Sunday, 6 Oct 2002

ABINGDON, Va.

I was out the door at 5:00 a.m. to meet the folks from “Good Morning America” in Duffield. They called yesterday and arrived this morning to film a segment on tobacco farmers growing alternative crops. Two of our growers will be featured. Wow! The show will air next Monday, Nov. 11, around 7:00 a.m. In the span of a week, I find myself and ASD featured in two places where I never thought we’d appear: an online magazine and the network news. Maybe “Oprah” really is next.

Log on: a load of Sustainable Harvest lumber.

ASD.

Meanwhile, back on Earth, the meeting with Tracy Swann, a local building contractor, went well. Jeff Coffey, manager of the Sustainable Woods processing center, brought samples of flooring, wainscoting, molding, and rough sawn boards. Tracy and her husband, Marty, build high-quality homes, ranging from the modest to the grand. She is considering utilizing our Sustainable Woods regularly, particularly since we’ll soon be able to provide her with a wide diversity of wood species and a range of grades, from “clear” boards (knot and blemish free) to “character woods” (wood with unusual grain patterns, occasional small knots, and other distinct features). Tracy’s main concerns are product quality, convenience, availability, and price, but she’s willing to pay a bit more for our products — 5 to 7 percent — if we prove reliable on the other points.

We started off yesterday by selling wood products to a contractor and ended it with a meeting to further develop a “good logger list” for our region. This project was initiated by Steve Brooks of Virginia Forest Watch, with ASD and the Nature Conservancy as partners. It follows an earlier, unsuccessful attempt to develop a “bad logger list.” The good logger list (better suited to our “win-win” culture) is intended to be a resource for individuals who want to have logging done, but want to be sure they contract with an exceptionally skilled and responsible logger. ASD will be able to use this list to recommend responsible operators to the landowners we work with.

These two meetings exemplify ASD’s “field to table” strategy for sustainable forestry. Our approach begins with the forest and the small, mostly moderate-income landowners who own over 70 percent of the woods in our region. Three years ago, ASD developed an ecologically rigorous set of “Standards for Sustainable Forest Management.” The Nature Conservancy, local environmental groups, and professional foresters worked with us for over a year to create these standards. Emily, our forester, uses these standards to develop long-term sustainable management plans and to guide timber harvests when they occur. The essential function of our management approach is to help restore degraded forests, while providing a long-term stream of revenue from periodic harvests. Right now, we work with landowners with 10 to 200 acres of forestland, though most have 50 acres or less.
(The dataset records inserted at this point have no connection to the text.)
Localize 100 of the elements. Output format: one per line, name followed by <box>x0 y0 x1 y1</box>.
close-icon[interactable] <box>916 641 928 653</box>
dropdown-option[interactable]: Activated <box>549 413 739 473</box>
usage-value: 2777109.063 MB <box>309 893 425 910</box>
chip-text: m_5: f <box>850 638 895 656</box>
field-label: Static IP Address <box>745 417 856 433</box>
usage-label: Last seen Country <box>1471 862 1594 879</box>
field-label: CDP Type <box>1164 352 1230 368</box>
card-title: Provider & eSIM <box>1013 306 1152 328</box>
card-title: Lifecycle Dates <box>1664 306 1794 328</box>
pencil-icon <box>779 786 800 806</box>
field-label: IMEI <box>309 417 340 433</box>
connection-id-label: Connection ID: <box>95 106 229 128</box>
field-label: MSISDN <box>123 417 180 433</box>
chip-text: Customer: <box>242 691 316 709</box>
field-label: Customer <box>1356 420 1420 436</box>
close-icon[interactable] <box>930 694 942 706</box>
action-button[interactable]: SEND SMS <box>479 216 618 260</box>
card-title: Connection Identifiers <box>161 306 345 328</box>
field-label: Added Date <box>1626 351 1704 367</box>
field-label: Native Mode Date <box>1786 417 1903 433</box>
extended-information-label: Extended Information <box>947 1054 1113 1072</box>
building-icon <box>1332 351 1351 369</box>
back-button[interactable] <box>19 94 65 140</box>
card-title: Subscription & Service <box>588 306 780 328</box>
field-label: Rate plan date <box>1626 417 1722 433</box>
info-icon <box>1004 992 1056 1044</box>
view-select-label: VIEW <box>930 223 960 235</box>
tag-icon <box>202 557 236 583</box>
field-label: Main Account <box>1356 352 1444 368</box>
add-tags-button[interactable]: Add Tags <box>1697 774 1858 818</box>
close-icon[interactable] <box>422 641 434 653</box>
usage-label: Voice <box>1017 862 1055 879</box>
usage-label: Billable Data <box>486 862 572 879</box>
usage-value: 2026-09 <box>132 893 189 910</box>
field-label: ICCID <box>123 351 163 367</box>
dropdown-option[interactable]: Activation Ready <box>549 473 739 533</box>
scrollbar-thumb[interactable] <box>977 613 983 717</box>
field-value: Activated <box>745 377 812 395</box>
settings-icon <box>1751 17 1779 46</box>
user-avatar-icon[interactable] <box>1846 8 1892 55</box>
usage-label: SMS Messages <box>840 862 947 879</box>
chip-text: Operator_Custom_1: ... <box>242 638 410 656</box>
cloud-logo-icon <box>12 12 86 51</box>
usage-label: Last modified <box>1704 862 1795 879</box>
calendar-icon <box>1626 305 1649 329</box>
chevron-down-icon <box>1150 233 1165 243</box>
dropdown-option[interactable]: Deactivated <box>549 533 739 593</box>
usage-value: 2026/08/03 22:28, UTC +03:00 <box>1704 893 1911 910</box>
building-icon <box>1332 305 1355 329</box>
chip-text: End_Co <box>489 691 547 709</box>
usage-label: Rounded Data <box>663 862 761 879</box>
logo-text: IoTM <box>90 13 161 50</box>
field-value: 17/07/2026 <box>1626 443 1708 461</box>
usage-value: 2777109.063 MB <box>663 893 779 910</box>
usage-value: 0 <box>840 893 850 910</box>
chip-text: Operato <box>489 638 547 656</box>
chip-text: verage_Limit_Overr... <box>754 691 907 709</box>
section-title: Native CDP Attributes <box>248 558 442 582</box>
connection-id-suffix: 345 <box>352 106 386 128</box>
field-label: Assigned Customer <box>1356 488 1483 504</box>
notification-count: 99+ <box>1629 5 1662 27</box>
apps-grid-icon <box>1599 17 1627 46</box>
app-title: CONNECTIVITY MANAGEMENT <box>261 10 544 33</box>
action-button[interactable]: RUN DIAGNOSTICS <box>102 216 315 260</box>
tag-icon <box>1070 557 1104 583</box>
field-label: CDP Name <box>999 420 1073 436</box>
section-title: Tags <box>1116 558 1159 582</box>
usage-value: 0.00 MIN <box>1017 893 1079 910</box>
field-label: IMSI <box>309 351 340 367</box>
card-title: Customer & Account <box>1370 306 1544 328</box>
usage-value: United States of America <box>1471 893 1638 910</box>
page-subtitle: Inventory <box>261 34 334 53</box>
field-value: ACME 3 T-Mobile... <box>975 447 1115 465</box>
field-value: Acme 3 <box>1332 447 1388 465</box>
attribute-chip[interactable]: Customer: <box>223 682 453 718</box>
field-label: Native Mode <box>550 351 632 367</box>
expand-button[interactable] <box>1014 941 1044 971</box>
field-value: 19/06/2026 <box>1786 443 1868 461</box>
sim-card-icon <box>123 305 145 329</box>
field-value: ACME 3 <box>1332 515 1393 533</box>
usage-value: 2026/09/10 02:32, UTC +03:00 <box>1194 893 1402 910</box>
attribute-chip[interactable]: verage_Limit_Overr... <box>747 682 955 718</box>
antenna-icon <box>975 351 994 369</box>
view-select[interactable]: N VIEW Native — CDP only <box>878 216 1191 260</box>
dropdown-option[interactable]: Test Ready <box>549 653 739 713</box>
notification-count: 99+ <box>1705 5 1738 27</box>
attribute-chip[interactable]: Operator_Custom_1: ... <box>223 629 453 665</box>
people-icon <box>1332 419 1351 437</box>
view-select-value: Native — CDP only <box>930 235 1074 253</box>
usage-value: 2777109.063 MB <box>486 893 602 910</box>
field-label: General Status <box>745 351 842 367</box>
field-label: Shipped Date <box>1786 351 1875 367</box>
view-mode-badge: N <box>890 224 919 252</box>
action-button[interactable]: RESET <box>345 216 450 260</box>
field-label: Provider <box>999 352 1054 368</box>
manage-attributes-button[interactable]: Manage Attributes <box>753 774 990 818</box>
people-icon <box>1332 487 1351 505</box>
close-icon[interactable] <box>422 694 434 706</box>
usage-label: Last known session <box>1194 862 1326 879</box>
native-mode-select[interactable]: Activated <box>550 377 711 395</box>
On board: the solar-powered dry kiln.

ASD.

Once Emily completes a management plan and it is approved by the landowner, careful harvesting of logs can begin. Recently, we completed a timber harvest on a 15-acre parcel near Abingdon that yielded approximately 40,000 board feet of logs, which were trucked to ASD’s Sustainable Woods processing center, located 30 miles west of Abingdon. The logs are being sawed into boards at the center by a private entrepreneur, Charles Fugate. Once the boards have air dried for two to three months, they go into our dry kiln, where the drying process is completed over a three- to four-week period. The dry kiln is solar-powered, with additional heat supplied by a wood-fired boiler unit (the slab wood from the sawmill supplies the needed wood for the boiler).

The next step in this process takes place when our boards are manufactured into hardwood flooring, trim, cabinets, and other home-building materials. A small group of local manufacturers works with us to produce the finished goods. The final step takes place when the consumer — a homebuyer, a church expanding its facility, a public library adding a wing — chooses Sustainable Woods. This has begun to happen in southwestern Virginia and eastern Tennessee, with contractors like Tracy playing a critical part in the process.

More tomorrow. Let’s hope we don’t get a big head after our network debut.